- 6 years ago
Okay – so it has come to my attention that I absolutely can NOT stand waiting on other people for things to happen in MY life. I’m not a control freak about everything, I can relinquish control for things that don’t directly affect me, but if it somehow changes my life or emotional state, then, by golly, I got batshit crazy. (This is precisely reason number 1 why waiting for a proposal most days feels like agony. But that’s for the waiting boards, and not here.)

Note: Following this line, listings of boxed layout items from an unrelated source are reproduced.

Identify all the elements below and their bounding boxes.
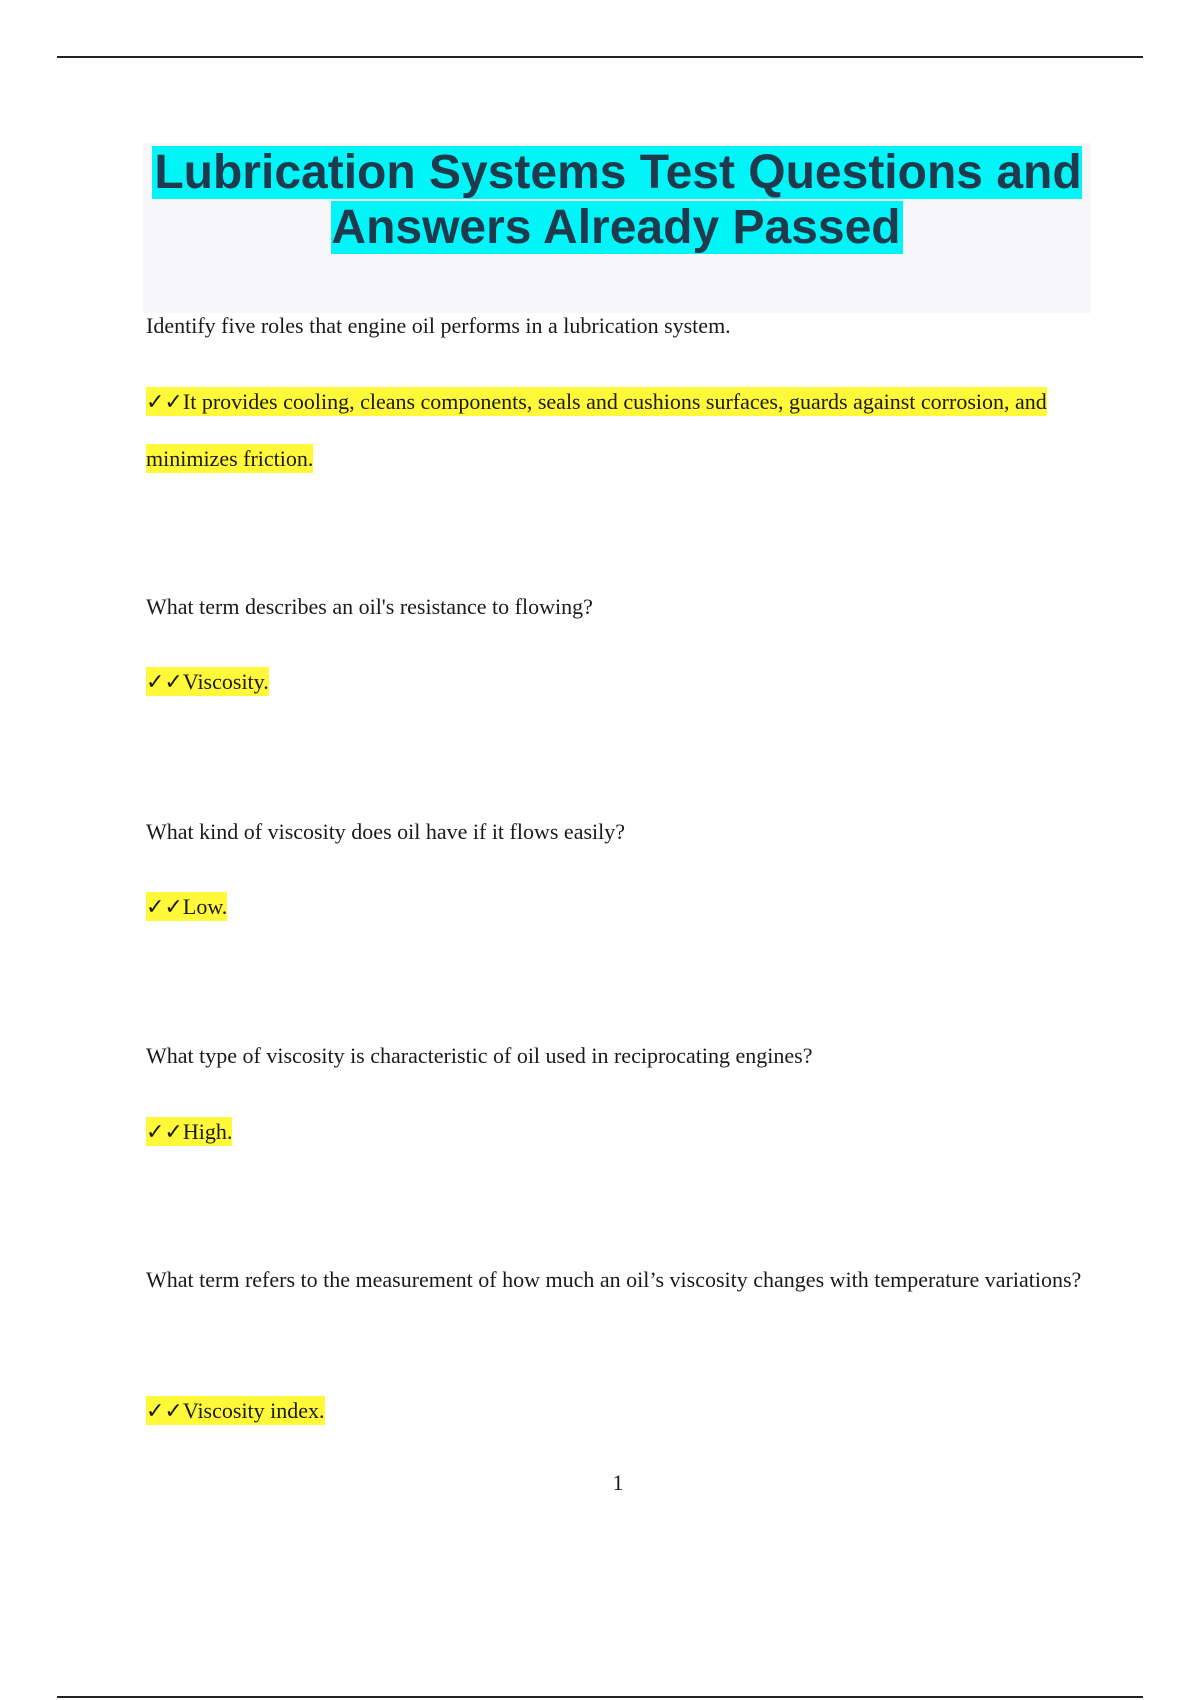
question-4: What type of viscosity is characteristic of oil used in reciprocating engines? — [146, 1043, 813, 1068]
answer-highlight — [146, 667, 269, 696]
check-marks: ✓✓ — [146, 1119, 183, 1144]
bottom-rule — [57, 1696, 1143, 1698]
answer-text: It provides cooling, cleans components, seals and cushions surfaces, guards against corrosion, and minimizes friction. — [146, 389, 1047, 471]
answer-highlight — [146, 1117, 232, 1146]
answer-text: Low. — [182, 894, 228, 919]
check-marks: ✓✓ — [146, 389, 183, 414]
title-block — [143, 143, 1091, 313]
question-3: What kind of viscosity does oil have if it flows easily? — [146, 819, 626, 844]
answer-1 — [146, 373, 1086, 487]
page-number: 1 — [612, 1470, 624, 1495]
question-5: What term refers to the measurement of how much an oil’s viscosity changes with temperature variations? — [146, 1267, 1082, 1292]
title-highlight: Lubrication Systems Test Questions and Answers Already Passed — [154, 146, 1082, 254]
question-2: What term describes an oil's resistance to flowing? — [146, 594, 593, 619]
answer-highlight — [146, 387, 1047, 473]
top-rule — [57, 56, 1143, 58]
answer-2 — [146, 653, 1086, 710]
answer-4 — [146, 1103, 1086, 1160]
check-marks: ✓✓ — [146, 1398, 183, 1423]
document-title — [143, 143, 1091, 255]
check-marks: ✓✓ — [146, 894, 183, 919]
answer-highlight — [146, 892, 227, 921]
answer-3 — [146, 878, 1086, 935]
answer-highlight — [146, 1396, 325, 1425]
answer-text: High. — [182, 1119, 233, 1144]
answer-text: Viscosity. — [182, 669, 269, 694]
question-1: Identify five roles that engine oil performs in a lubrication system. — [146, 313, 731, 338]
answer-5 — [146, 1382, 1086, 1439]
check-marks: ✓✓ — [146, 669, 183, 694]
answer-text: Viscosity index. — [182, 1398, 325, 1423]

What I would like from the Lounge is support and words of wisdom to help me get through the waiting on this:
On 8/8/12, after nearly 18 months of correspondence with my paternal Aunt, I sent my real father a letter in the mail. Long story short, he and my mother got pregnant with me when they were 18. I was not planned, and what could’ve turned into the bringing together of two people, turned into the tearing apart of them, as unfortunately most unplanned teenage pregnancies do. Both parties felt extremely hurt by the other for reasons not completely known by me, and as a result I haven’t seen or spoken to him or any of his family in 21 years. Until of course I started talking to his sister 18 months ago.
Anyways, now here I am, waiting, very impatiently, to see if he’ll respond to my letter. His sister did talk to him in April about my want to speak with him (though I’m not entirely sure what was said or exchanged) and she told me that he said he would need to “think about it”. I haven’t pressed her for a lot of information because I don’t want her to feel used, so I took matters into my own hands, white paged his address, and asked her if what I found was current. (Before this point I had never asked her for ANY of his contact information). While she didn’t exactly confirm that it was his address, there was a long pause before she said, “you’re not just planning on showing up, are you?”, which was all the confirmation I needed. I told her I wanted to send a letter, and she agreed that would be okay.
So now here I sit… waiting.
I hate waiting. Any conforting words to keep me sane?
Did I mention Monday is my birthday?